The UK and other European Union members are not fully implementing the EU asset freeze on the Burmese regime. As a result total frozen assets could be a meagre £57.
EU members have a joint policy on Burma, known as a ‘common position’. In 2000 they agreed to freeze the assets of ‘undertakings or entities associated with the military regime’. However, the Bank of England list of assets to be frozen only includes assets of individual members of the regime, not any of the regime’s companies or associated undertakings.
Questioned by Conservative MP, Richard Spring, in a debate in the House of Commons today, Foreign Office minister Mike O’Brien admitted that the UK has not frozen any regime assets. During the debate MPs from all three main political parties called on the government to impose tougher sanctions on Burma.
“EU sanctions on Burma are weak enough as it is,” said John Jackson, Director of the Burma Campaign UK. “To find out that even these pathetic measures are not being implemented is a disgrace. It is no surprise the regime does not take EU threats seriously.”
Failure to implement the sanctions will have given the regime time to move any assets from the UK and other EU countries, rendering the measure effectively meaningless. The Burma Campaign UK is only aware of one government that has frozen any assets. Germany has frozen 86 euros (£57).
EU foreign policy on Burma is now facing a crisis of credibility. If the EU will not stand up to the regime in Burma, which massacres its own people, uses rape as a weapon of war, forces thousands into slave labour and has 1,400 political prisoners, when will it act? Only tough sanctions on important sources of income, such as on gems and timber, will restore EU credibility.
“Despite repeated calls from Aung San Suu Kyi, the EU has not imposed a single sanction that has had any significant impact on the regimes financial interests,” says John Jackson. “It is time the EU banned gem and timber imports, which earn the junta millions of pounds a year. Burma’s people are dying while the EU dithers.”

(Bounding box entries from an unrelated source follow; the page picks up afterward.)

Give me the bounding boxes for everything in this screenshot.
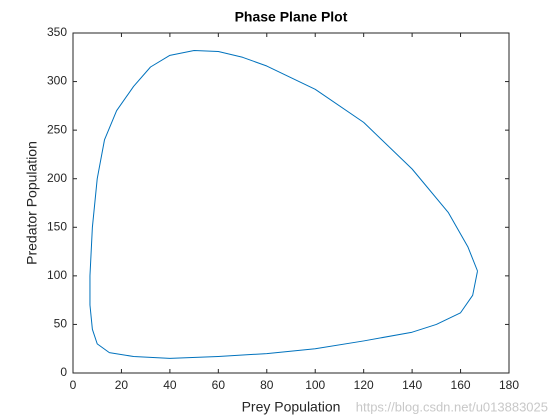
y-tick-label: 150 — [47, 219, 67, 233]
x-tick-label: 140 — [402, 378, 422, 392]
watermark: https://blog.csdn.net/u013883025 — [356, 399, 548, 414]
x-tick-label: 40 — [163, 378, 177, 392]
y-tick-label: 250 — [47, 122, 67, 136]
y-tick-label: 0 — [60, 365, 67, 379]
x-axis-label: Prey Population — [242, 399, 341, 415]
y-tick-label: 100 — [47, 268, 67, 282]
x-tick-label: 180 — [499, 378, 519, 392]
x-tick-label: 0 — [70, 378, 77, 392]
chart-title: Phase Plane Plot — [235, 9, 348, 25]
trajectory-line — [89, 49, 479, 359]
y-tick-label: 300 — [47, 74, 67, 88]
plot-area — [73, 33, 509, 373]
x-tick-label: 160 — [451, 378, 471, 392]
y-tick-label: 50 — [54, 317, 68, 331]
y-tick-label: 350 — [47, 25, 67, 39]
y-tick-label: 200 — [47, 171, 67, 185]
x-tick-label: 80 — [260, 378, 274, 392]
x-tick-label: 100 — [305, 378, 325, 392]
x-tick-label: 60 — [212, 378, 226, 392]
y-axis-label: Predator Population — [24, 141, 40, 265]
x-tick-label: 20 — [115, 378, 129, 392]
axes-box — [72, 32, 510, 374]
x-tick-label: 120 — [354, 378, 374, 392]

For more information contact Mark Farmaner, Media Officer on 020 7324 4713 or John Jackson, Director of the Burma Campaign UK, on 020 7324 4712
NOTES TO EDITORS:
1. Despite strong rhetoric, the EU has only imposed very limited sanctions on Burma. These include:
A ban on arms sales: Impact: Minimal. EU arms sales to Burma had already all but dried up.
A visa ban: Impact: None. The visa ban has been breached several times. Being unable to visit the EU has had no visible impact on the behaviour of the regime.
An asset freeze: Impact: None. The failure to fully implement the asset freeze means total assets frozen Europe-wide could be just £57.
Withdrawal of trade privileges: Impact: Minimal: A welcome move, but The EU has been one of Burma’s biggest investors and trading partners, earning the regime hundreds of millions of dollars.
2. In contrast to the EU, the United States has imposed tough economic sanctions on Burma. These include a ban on new investment, an asset freeze, a ban on Burmese imports, and a ban on financial transactions.
3. Failure by the EU to implement sanctions is undermining US sanctions. Following implementation of financial sanctions by the US, the regime switched from using US dollars to Euros. Swift – the international financial technology co-operative controlled by most of the world’s major banks – is working with the regime to help it use euros so it can get round US sanctions.
4. (EU Council of Foreign Ministers Conclusions June 2003) “In view of the further deterioration of the political situation in Burma/Myanmar, in particular the arrest of Aung San Suu Kyi and other senior NLD members and the closure of NLD offices, the Council has decided to extend the scope of the visa ban and assets freeze to include further members of the military regime, the military and security forces, the military regime’s economic interests and other individuals, groups, undertakings or entities associated with the military regime who formulate, implement or benefit from policies that impede Burma/Myanmar’s transition to democracy and their families and associates.”